One of the oldest practices in software development is when Development (Dev) is done programming and the “feature” or “version” is handed to Quality Assurance (QA). QA can spend hours, days, and sometimes weeks reviewing documentation, executing test cases, and holding bug-bash parties. This may sound efficient and fun at first but the party is short-lived when bugs are reported and the Devs starts fixing bugs and sometimes defending themselves.
The romance Dev and QA feel when a project starts always begins with happiness and enthusiasm but quickly turns mutinous when Dev fortifies itself against the never ending bug reports and feature-creep requests from QA and User-Acceptance-Testing (UAT).
Instead of narrating every permutation of Dev vs. QA conflict, which is inevitable in a traditional software development shop, I’m going to skip ahead and describe a different way using Embedded QA and a definition of Done (DoD) based on Agile/Lean Methodology.
Each group of Devs work on one “feature” at a time. By “feature” I mean something very small and useful that can be tested. In Agile Methodology, this unit of work is called a Story. The Devs start work on the next Story only when the previous Story is totally complete. That is, each Story is Done only when QA has reviewed it and it has been accepted by the end-user. That’s right! Devs should not start new work-in-process until QA and UAT is complete by the Product Owner.
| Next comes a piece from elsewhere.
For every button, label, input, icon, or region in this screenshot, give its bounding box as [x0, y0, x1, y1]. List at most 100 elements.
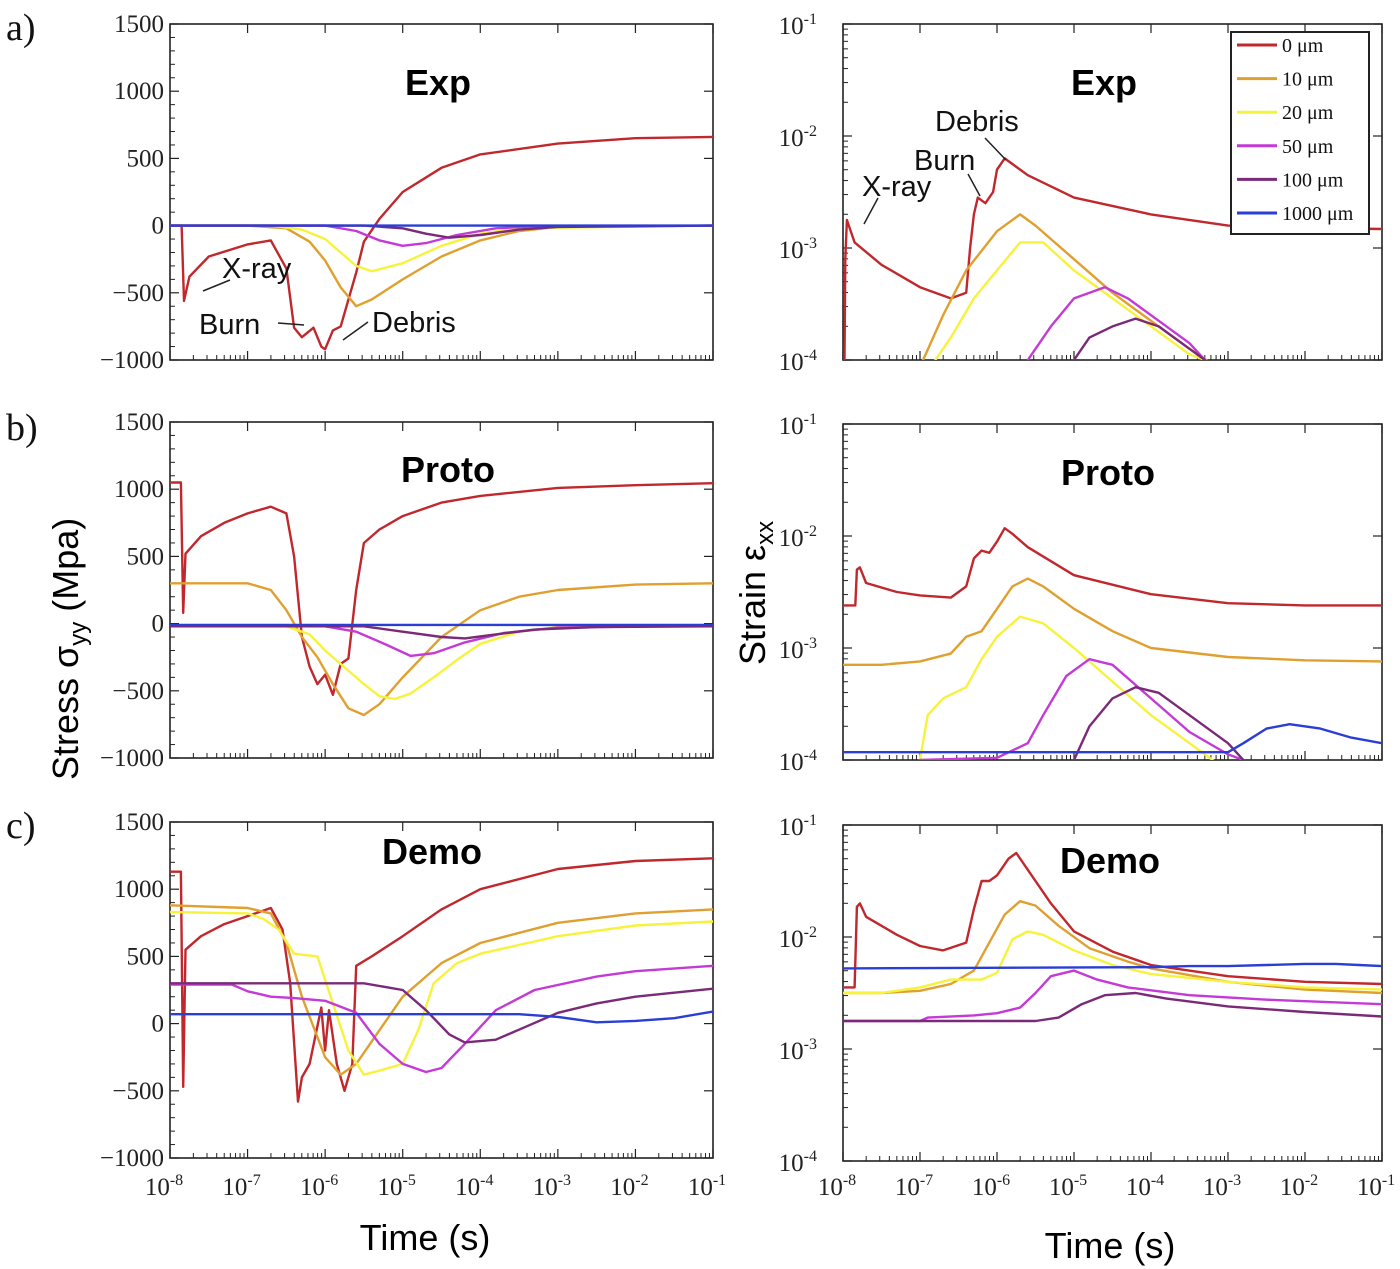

The DoD should be specific and consistent across all Stories to attain high quality software.
There are two key elements at play which make this model work. Devs are code-complete on a small, testable, piece of functionality (a Story). QA only has to manually test one small piece of functionality at a time (the same story). The glue which holds these two elements together is what I call Embedded QA.
My description of Embedded QA is when the Dev team and the QA team are the same team! The Devs and QA work on the same thing at the same time. The first objection most traditionalists have to this practice is, “Won’t that make Devs less efficient?” The second objection most traditionalists have is, “Won’t waiting for Dev to finish make QA less efficient?” The short answers are surprisingly, Yes and Yes.
To address the first objection, “won’t that make Devs less efficient?”, I answer Yes! Dev’s will be less efficient individually because they will be working on one thing at a time. But working as a team rather than individuals, they will have higher team throughput. That is, the software development team will have higher global throughput because there will be less context shifting, more knowledge sharing, less cognitive load, more accountability, less over-engineering, and ultimately less rework so you shouldn’t care about individual Dev efficiency.
To address the second objection, “won’t waiting for Dev to finish make QA less efficient?”, I again answer Yes! QA will be less efficient as individuals because they won’t be filing as many bug reports — they can simply show their Dev teammate the problem and watch it get fixed in minutes. QA will be less efficient because they won’t need to test as much software. That is, the software development team will have less rework and therefore QA won’t have to retest the same feature over and over. The team’s global throughput will be higher with quicker QA turnaround, no need for extensive documentation, less rework, and a high standard of quality — all because Devs and QA have meet the DoD before moving on to the next Story. There’s no reason to keep a list of defects or have an extensive QA time if the Story is accepted by the Product Owner when the Dev work is Done. Also, many Devs choose to write automated tests to help QA go faster.
Code/QA/Demo -> Code/QA/Demo -> Code/QA/Demo -> Release!
The core condition for belief in the Embedded QA model (and Agile/Lean in general) is that accountability and capability are coupled. Or phrased another way, having QA and Dev on the same team makes the Devs accountable right away.
It is true! Devs and QA can live and work together in harmony when they share ideas instead of hand-off, talk to each other instead of documenting defects, and have a shared vision of being Done.
** Some other elements which contribute to a successful Dev & QA Embedded team is the use of a Continuous Integration (CI) server, high Product Owner involvement, automated test suites, story tasking, retrospectives, and many other Agile and Lean practices.